Cyclooxygenase-2 (COX-2) is up-regulated frequently and may constitute a promising therapeutic target in patients with pancreatic ductal adenocarcinoma (PDAC).


Patients with advanced PDAC who had progressive disease after gemcitabine-based chemotherapy were eligible for this pilot study. Treatment was comprised of oral celecoxib (400 mg twice daily) and protracted intravenous (i.v.) infusion 5-fluorouracil (5-FU) (200 mg/m2 per day), both given continuously for a maximum of 9 treatment months, in the absence of disease progression or unacceptable toxicity. Patients were examined weekly for toxicity and were restaged every 6–8 weeks for tumor assessment.

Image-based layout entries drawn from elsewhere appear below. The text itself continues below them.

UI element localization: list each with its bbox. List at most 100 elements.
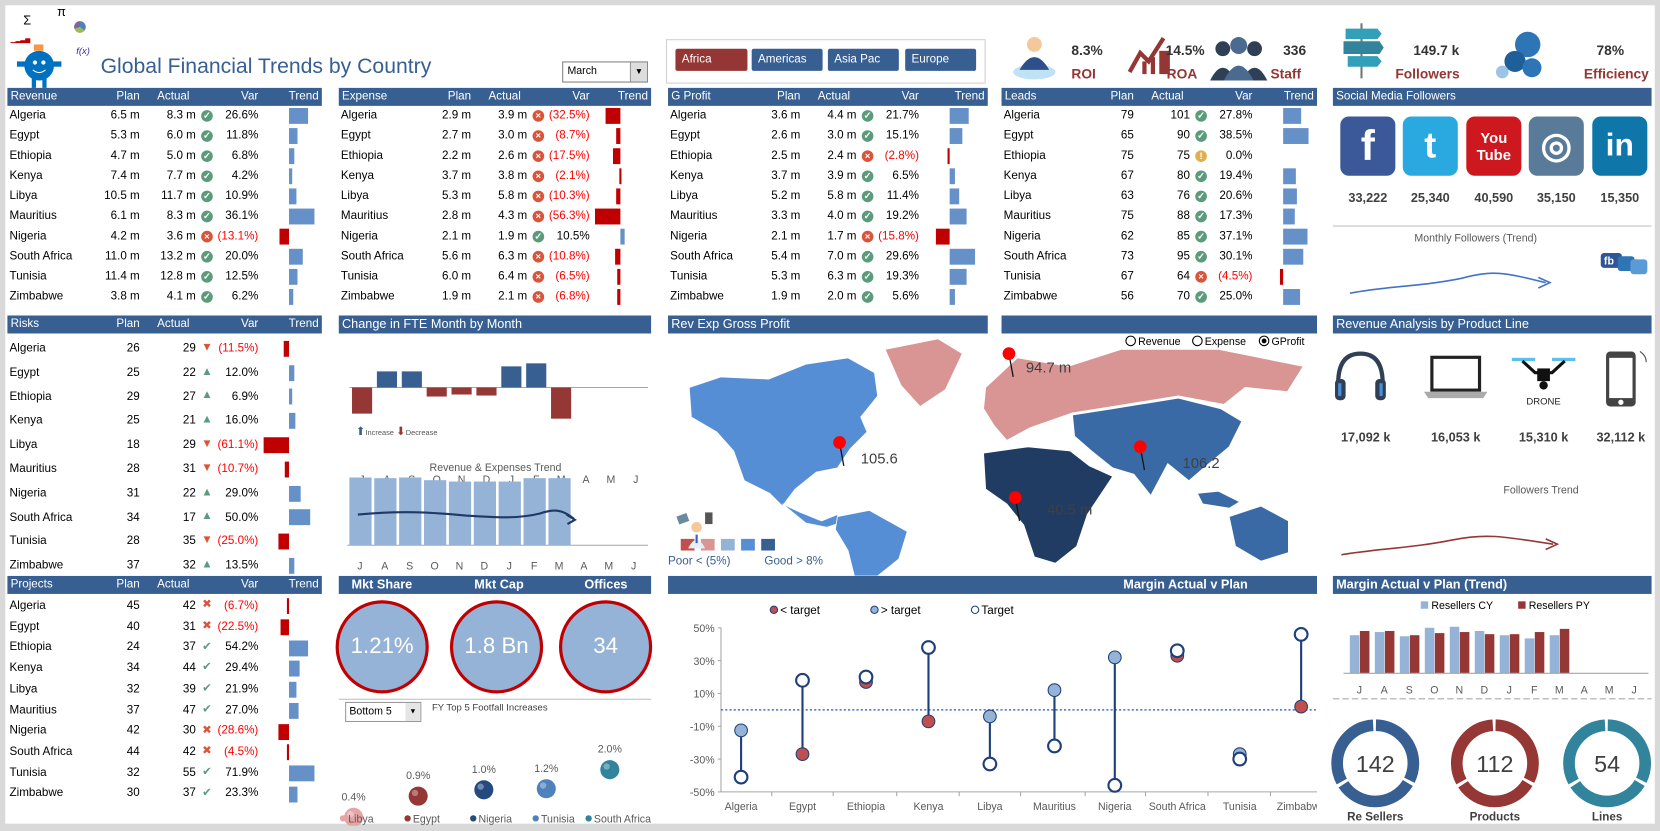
variance-value: 36.1% <box>225 209 259 223</box>
kpi-label-staff: Staff <box>1270 65 1302 82</box>
kpi-value-roi: 8.3% <box>1071 42 1103 59</box>
rev-exp-month-label: M <box>555 561 564 573</box>
check-circle-icon: ✓ <box>861 110 874 122</box>
instagram-icon[interactable]: ◎ <box>1528 116 1584 176</box>
check-circle-icon: ✓ <box>1195 130 1207 142</box>
trend-bar <box>936 228 950 245</box>
headphones-icon <box>1332 349 1400 413</box>
month-label: A <box>1581 684 1589 696</box>
country-name: Nigeria <box>9 486 47 500</box>
product-revenue-value: 15,310 k <box>1518 429 1569 445</box>
actual-value: 39 <box>182 682 196 696</box>
reseller-bar <box>1499 635 1510 674</box>
x-circle-icon: × <box>532 271 545 283</box>
variance-value: 38.5% <box>1219 129 1253 142</box>
actual-marker <box>921 714 936 729</box>
variance-value: 23.3% <box>225 786 259 800</box>
country-name: Egypt <box>670 129 700 142</box>
check-circle-icon: ✓ <box>861 130 874 142</box>
twitter-icon[interactable]: t <box>1402 116 1458 176</box>
youtube-icon[interactable]: You Tube <box>1466 116 1522 176</box>
rev-exp-month-label: O <box>430 561 438 573</box>
legend-label: Target <box>981 604 1014 617</box>
chevron-down-icon[interactable]: ▼ <box>629 62 647 82</box>
actual-value: 22 <box>182 366 196 379</box>
bubble-highlight <box>539 782 547 789</box>
radio-expense[interactable]: Expense <box>1192 335 1247 349</box>
actual-value: 6.3 m <box>498 249 528 263</box>
linkedin-icon[interactable]: in <box>1592 116 1648 176</box>
check-icon: ✔ <box>202 702 212 716</box>
triangle-up-icon: ▲ <box>201 485 213 499</box>
plan-value: 40 <box>126 620 140 633</box>
variance-value: (22.5%) <box>217 620 259 633</box>
plan-value: 42 <box>126 724 140 738</box>
country-name: Algeria <box>340 109 378 122</box>
month-select[interactable]: March ▼ <box>562 61 648 83</box>
triangle-down-icon: ▼ <box>201 340 213 354</box>
column-header-actual: Actual <box>157 317 190 331</box>
country-name: Zimbabwe <box>340 290 395 303</box>
bottom-n-select[interactable]: Bottom 5 ▼ <box>345 701 422 723</box>
radio-gprofit[interactable]: GProfit <box>1258 335 1304 348</box>
column-header-name: Leads <box>1004 89 1037 103</box>
pin-label-europe: 94.7 m <box>1026 361 1071 377</box>
column-header-trend: Trend <box>288 578 319 591</box>
reseller-bar <box>1349 635 1360 674</box>
multitasking-person-icon <box>676 512 713 549</box>
check-icon: ✔ <box>202 661 212 674</box>
column-header-plan: Plan <box>777 89 801 103</box>
column-header-var: Var <box>241 317 259 331</box>
facebook-icon[interactable]: f <box>1340 116 1396 176</box>
actual-value: 27 <box>182 390 196 403</box>
donut-value: 142 <box>1356 751 1395 777</box>
table-row: South Africa 5.4 m 7.0 m ✓ 29.6% <box>668 247 988 267</box>
plan-value: 11.4 m <box>105 269 140 283</box>
legend-label: Resellers CY <box>1431 600 1493 612</box>
variance-value: 37.1% <box>1219 229 1253 243</box>
map-header-right <box>1001 315 1318 334</box>
triangle-down-icon: ▼ <box>201 533 213 547</box>
trend-bar <box>949 188 960 205</box>
column-header-actual: Actual <box>488 89 521 103</box>
legend-good: Good > 8% <box>764 554 823 568</box>
radio-label: Revenue <box>1138 336 1181 349</box>
region-button-europe[interactable]: Europe <box>905 48 977 71</box>
table-row: Zimbabwe 1.9 m 2.1 m × (6.8%) <box>339 287 651 307</box>
country-name: Egypt <box>9 129 40 142</box>
plan-value: 18 <box>126 438 140 452</box>
trend-bar <box>289 558 295 574</box>
actual-value: 37 <box>182 640 196 654</box>
radio-revenue[interactable]: Revenue <box>1125 335 1181 349</box>
country-name: Tunisia <box>9 766 47 779</box>
x-circle-icon: × <box>532 130 545 142</box>
legend-label: Nigeria <box>479 814 513 826</box>
rev-exp-month-label: S <box>406 561 413 573</box>
target-marker <box>982 756 998 772</box>
plan-value: 5.6 m <box>441 249 472 263</box>
legend-increase: Increase <box>365 429 394 438</box>
table-row: Libya 32 39 ✔ 21.9% <box>7 679 321 700</box>
table-row: Algeria 26 29 ▼ (11.5%) <box>7 337 321 361</box>
trend-bar <box>619 168 622 185</box>
table-row: Algeria 3.6 m 4.4 m ✓ 21.7% <box>668 106 988 126</box>
rev-exp-bar <box>498 481 521 546</box>
column-header-plan: Plan <box>1110 89 1134 103</box>
chevron-down-icon[interactable]: ▼ <box>405 702 421 721</box>
region-button-asia-pac[interactable]: Asia Pac <box>827 48 899 71</box>
function-icon: f(x) <box>76 45 90 57</box>
country-name: Mauritius <box>1003 209 1051 223</box>
mkt-cap-value: 1.8 Bn <box>464 634 529 659</box>
category-label: Kenya <box>913 801 943 813</box>
radio-label: Expense <box>1204 336 1247 349</box>
plan-value: 2.1 m <box>771 229 801 243</box>
footfall-bubble <box>408 786 428 806</box>
table-row: Egypt 2.6 m 3.0 m ✓ 15.1% <box>668 126 988 146</box>
column-header-name: Risks <box>10 317 40 331</box>
region-button-africa[interactable]: Africa <box>675 48 748 71</box>
region-button-americas[interactable]: Americas <box>751 48 823 71</box>
actual-value: 88 <box>1177 209 1190 223</box>
follower-count-twitter: 25,340 <box>1410 190 1450 206</box>
rev-exp-month-label: D <box>481 561 489 573</box>
column-header-trend: Trend <box>1283 89 1314 103</box>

Seventeen patients entered the study. Asymptomatic transaminase elevation was the most common toxicity and reached NCI-CTC (version 3.0) Grade 3–4 in 4 of 133 treatment weeks. No other hematologic or nonhematologic toxicity > Grade 2 was observed. Four patients discontinued celecoxib due to upper gastrointestinal tract toxicity. Two confirmed partial responses (durations of 23 weeks and 68 weeks, respectively) and 2 patients with stable disease (durations of 10 weeks and 13 weeks, respectively) were observed for an overall response rate of 12% (95% confidence interval, 0–27%) in the intent-to-treat population. A significant decrease (≥ 50%) in serum CA 19.9 levels was observed in 3 of 9 evaluable patients. The median time to disease progression was 8 weeks, and the median overall survival was 15 weeks.


The combination of oral celecoxib and 5-FU by protracted i.v. infusion was found to be feasible and well tolerated, and was capable of inducing durable objective responses, even in patients with far advanced, gemcitabine-resistant/refractory PDAC. Further exploration of COX-2 inhibitor/fluropyrimidine combinations is warranted. Cancer 2004. © 2004 American Cancer Society.